France opens the Olympics with a game July 29 against the U.S., a matchup that promises to set the tone for both teams. The U.S. should be hungry to establish itself as the gold-medal frontrunner against a team of NBA opponents, while France will look to prove that it can hang with the Americans. It should make for one of the most interesting games of the tournament.

The Russians dominated the recent Olympic qualifying tournament behind 6-foot-9 small forward Andrei Kirilenko, who looks healthy after a season in the Euroleague with CSKA Moscow. If Kirilenko can maintain his high level in the Olympics, then it will help the Russians defend and create opportunities in the open floor.

Russia is a big team across the board with five current, former or future NBA players. Timofey Mozgov, who was famously included in the Knicks' trade package for Carmelo Anthony two seasons ago, is a 7-foot-1 center. He'll be joined up front by 6-foot-9 power forward Viktor Khryapa, the former Blazer. Alexey Shved is the 6-foot-6 shooting guard who appears to be headed to the Timberwolves next season, and point guard Anton Ponkrashov is an imposing 6-foot-8.

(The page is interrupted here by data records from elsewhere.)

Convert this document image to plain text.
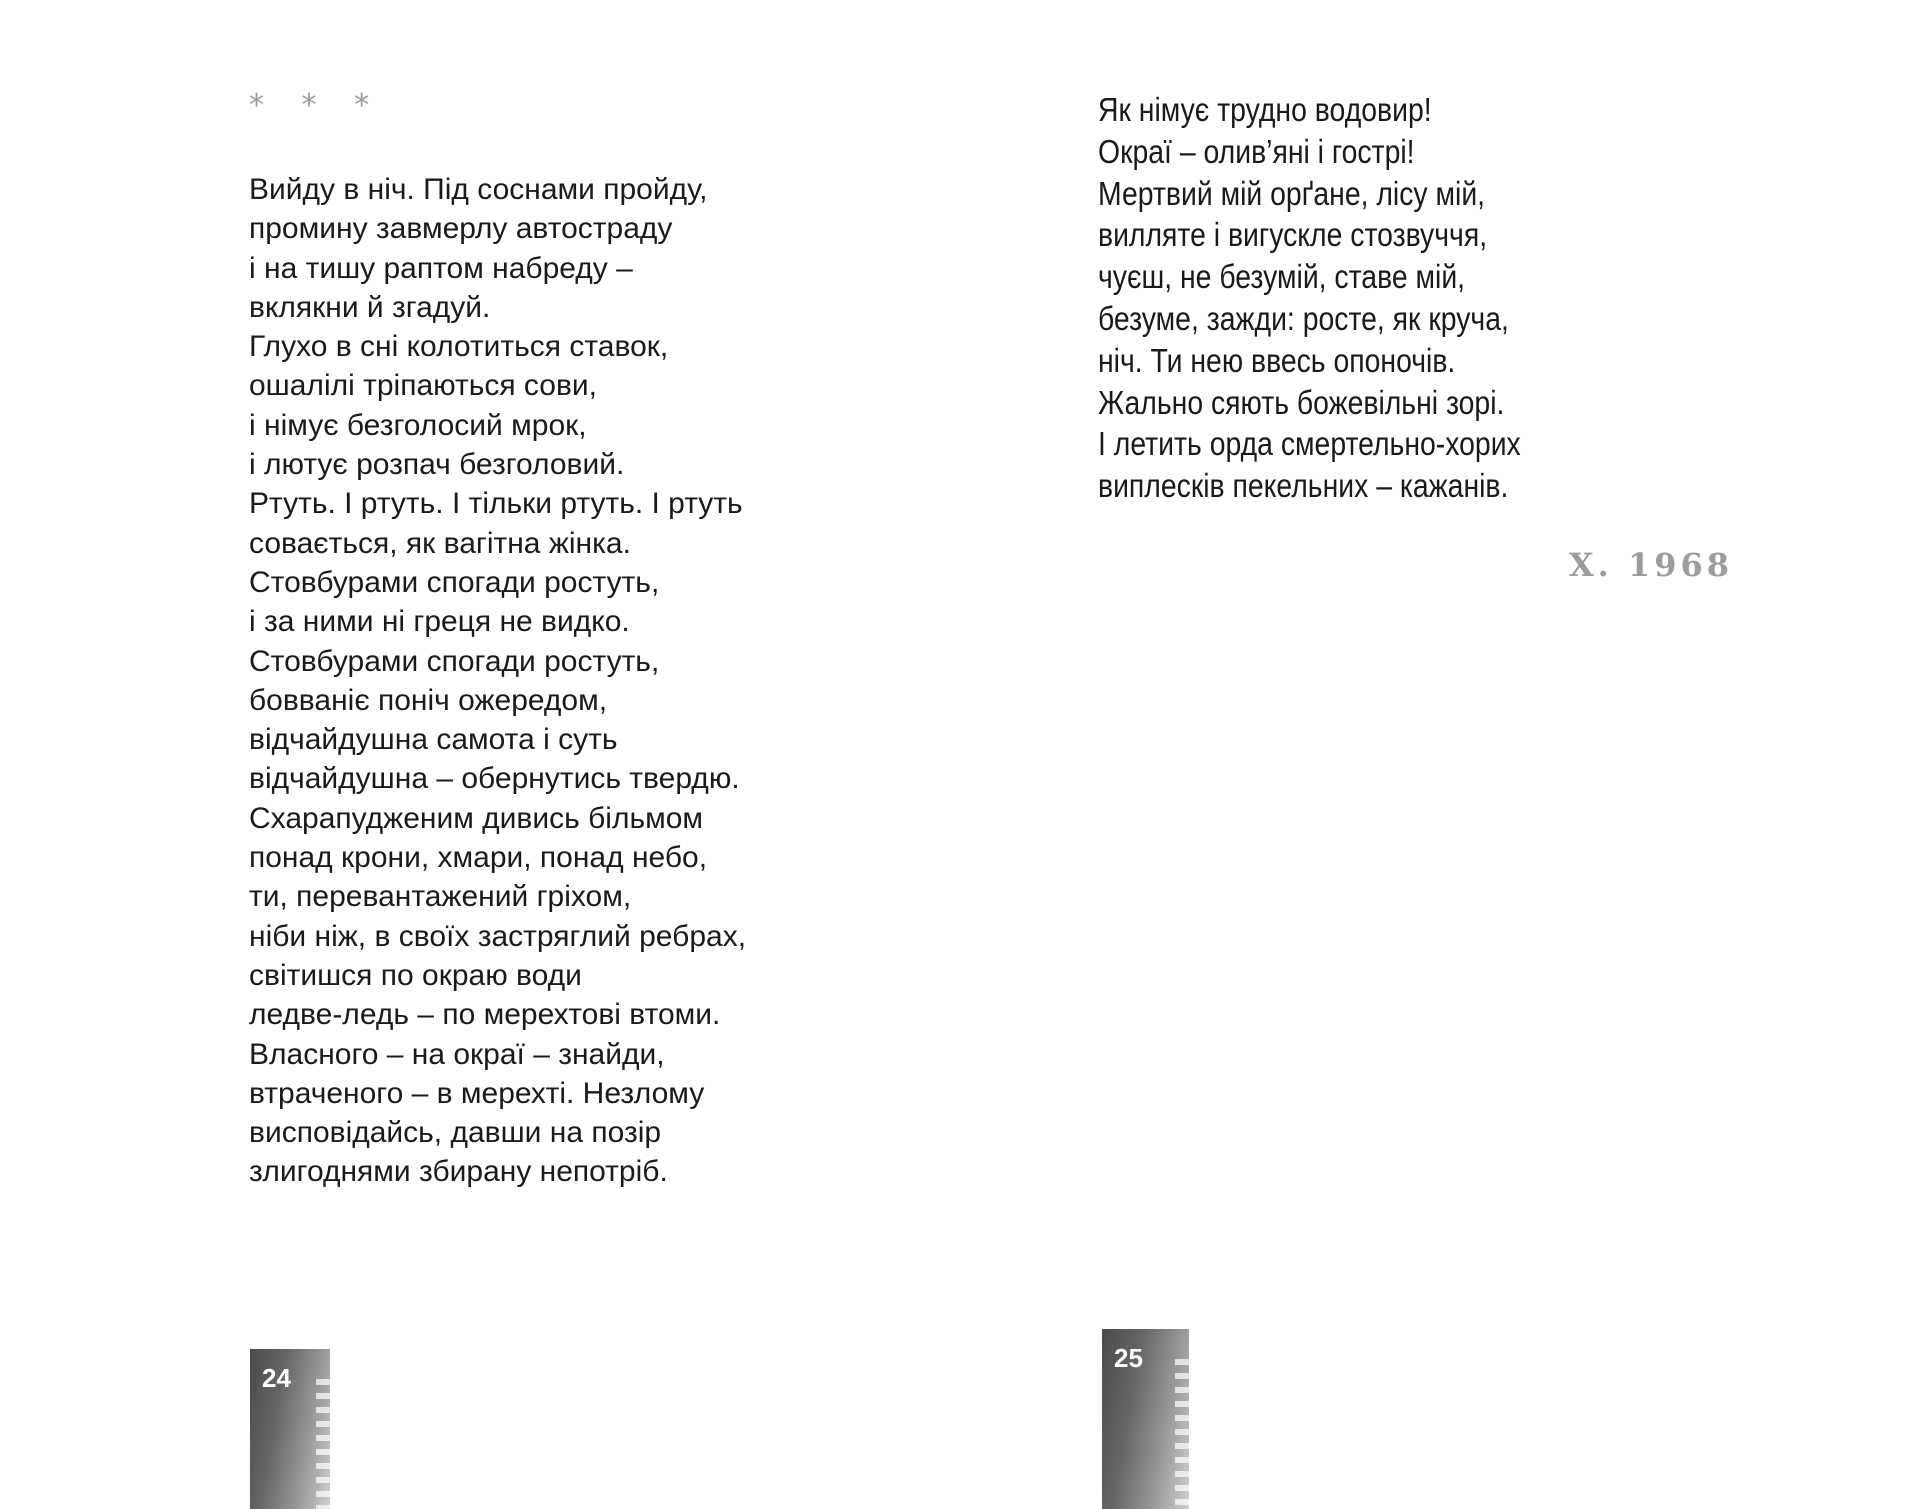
* * *
Вийду в ніч. Під соснами пройду,
промину завмерлу автостраду
і на тишу раптом набреду –
вклякни й згадуй.
Глухо в сні колотиться ставок,
ошалілі тріпаються сови,
і німує безголосий мрок,
і лютує розпач безголовий.
Ртуть. І ртуть. І тільки ртуть. І ртуть
совається, як вагітна жінка.
Стовбурами спогади ростуть,
і за ними ні греця не видко.
Стовбурами спогади ростуть,
бовваніє поніч ожередом,
відчайдушна самота і суть
відчайдушна – обернутись твердю.
Схарапудженим дивись більмом
понад крони, хмари, понад небо,
ти, перевантажений гріхом,
ніби ніж, в своїх застряглий ребрах,
світишся по окраю води
ледве-ледь – по мерехтові втоми.
Власного – на окраї – знайди,
втраченого – в мерехті. Незлому
висповідайсь, давши на позір
злигоднями збирану непотріб.
24
Як німує трудно водовир!
Окраї – олив’яні і гострі!
Мертвий мій орґане, лісу мій,
вилляте і вигускле стозвуччя,
чуєш, не безумій, ставе мій,
безуме, зажди: росте, як круча,
ніч. Ти нею ввесь опоночів.
Жально сяють божевільні зорі.
І летить орда смертельно-хорих
виплесків пекельних – кажанів.
X. 1968
25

Kirilenko is the only Russian in his 30s. The young roster has been pulled together by David Blatt, the American who spent the last decade establishing himself as one of the top coaches in Europe. Russian basketball struggled to develop young talent following the collapse of the Soviet Union, and it would be unfair to view this team as endemic of a new promising era. It is built around the unusual skills of Kirilenko and the coaching of Blatt, and it lacks star power. The Russians would do very well to medal in London.